Bagi kedua bola mata ini, cinta paling besar yang kuterima dari Allah Ta'ala adalah lahir dalam keadaan Islam dan memiliki seorang Ibu sebaik ibuku. Dari rahimnya perlahan aku melewati tahap demi tahap kehidupan. Diberinya kehangatan saat nafasku terengah lelah. Tetap seperti itu, tidak berubah hingga sekarang. Iya, masa sekarang, di mana aku hampir melalui tahap memantaskan diri menjadi seorang Ibu. Kukatakan hampir karena saat ini, memantaskan diri sebagai pribadi yang baik di mata Tuhan dan dapat memanusiakan manusia saja belum lolos-lolos. Fase kehidupan semakin butuh banyak wawasan untuk memecahkan segala persoalan. Secara tidak langsung dunia meminta penghuninya siap beradaptasi dengan segala macam era. Tak apa tak perlu takut. Zaman sekarang banyak wadah dan tempat untuk berkreasi. Banyak sekali tempat untuk setidaknya mencicil kesiapan diri di detik yang akan datang. Bagi mahasiswa barangkali bisa ikut serta di sebuah organisasi yang diminati atau semacamnya. Membekali perjalanan waktu dengan aktivitas yang produktif, seperti berdzikir, membaca Al-Qur'an, memahahami artinya, mempraktikkan sambil menghafal dan membagi ilmunya kepada orang lain. Cara membagi ilmunya juga bermacam-macam. Bagi yang menyukai kompetisi bisa menebar ilmu melalui Musabaqah Syarhil Qur'an dan semacamnya. Itu salah satu contoh produktivitas. Kurasa kamu lebih tahu tentang itu dari pada aku.

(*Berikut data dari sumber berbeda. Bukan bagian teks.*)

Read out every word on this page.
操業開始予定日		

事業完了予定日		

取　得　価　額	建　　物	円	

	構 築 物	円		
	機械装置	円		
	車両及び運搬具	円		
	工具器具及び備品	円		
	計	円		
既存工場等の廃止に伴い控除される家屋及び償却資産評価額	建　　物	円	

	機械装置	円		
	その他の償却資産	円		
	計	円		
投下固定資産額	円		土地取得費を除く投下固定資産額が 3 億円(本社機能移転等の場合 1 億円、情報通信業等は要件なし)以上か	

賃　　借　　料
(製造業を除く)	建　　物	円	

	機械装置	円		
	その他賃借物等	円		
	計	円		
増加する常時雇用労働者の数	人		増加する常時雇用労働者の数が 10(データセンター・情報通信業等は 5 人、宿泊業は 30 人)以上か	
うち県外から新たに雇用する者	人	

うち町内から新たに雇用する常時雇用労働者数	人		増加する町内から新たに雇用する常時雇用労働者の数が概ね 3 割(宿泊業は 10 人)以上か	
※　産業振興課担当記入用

Di sekeliling, kuamati cukup banyak orang-orang yang mulai bergerak mempersiapkan. Akupun. Aku mulai memaksa diri untuk aktif, meskipun hanya aktif kuliah, hahaha. Mempertahankan keruntutan presensi tanpa TA(Titip Absen) misalnya.Semakin mencoba hal baru, semakin terbuka hal baru lainnya yang ternyata persoalannya semakin rumit. Aku jajaki satu persatu dan berusaha kunikmati meskipun sulit. Segala waktuku kemudian terisi, penuh, namun jiwaku justru semakin rapuh, jauh dari makna indah hidup ini. Aku mulai merenungi sebuah peran saat jatah waktu seakan menipis padahal tetap sama 24 jam. Aku sempat menjadi orang 'sombong', yang saat orang lain menghubungiku, aku mulai slow respon. 'Kesombongan' itu makin tampak saat ada yang melimpahkan suatu hal padaku, kemudian kujawab, "Aku ada agenda ini itu." yang menjadi dasar untuk menolaknya. Aku semakin tidak punya ruang, bahkan untuk nafasku sendiri. Yang pada akhirnya sampai di sebuah persimpangan jalan. Di persimpangan yang lekat dengan serpihan temaram, aku berhenti tepat saat bulan merah jambu, kemudian membaca ponsel, "Nak, kapan pulang ke rumah?". Tulisan yang dilukis oleh seorang Ibu, yang sedang berada jauh dariku. Aku terbayang sejenak Ibu dan kehidupan di rumah sana. Jelas pesan tersebut beresensi. Untuk menulis pesan, ibuku butuh menggunakan kacamata. Artinya, ibu melakukan usaha demi mengetahui kapan anaknya pulang ke rumah.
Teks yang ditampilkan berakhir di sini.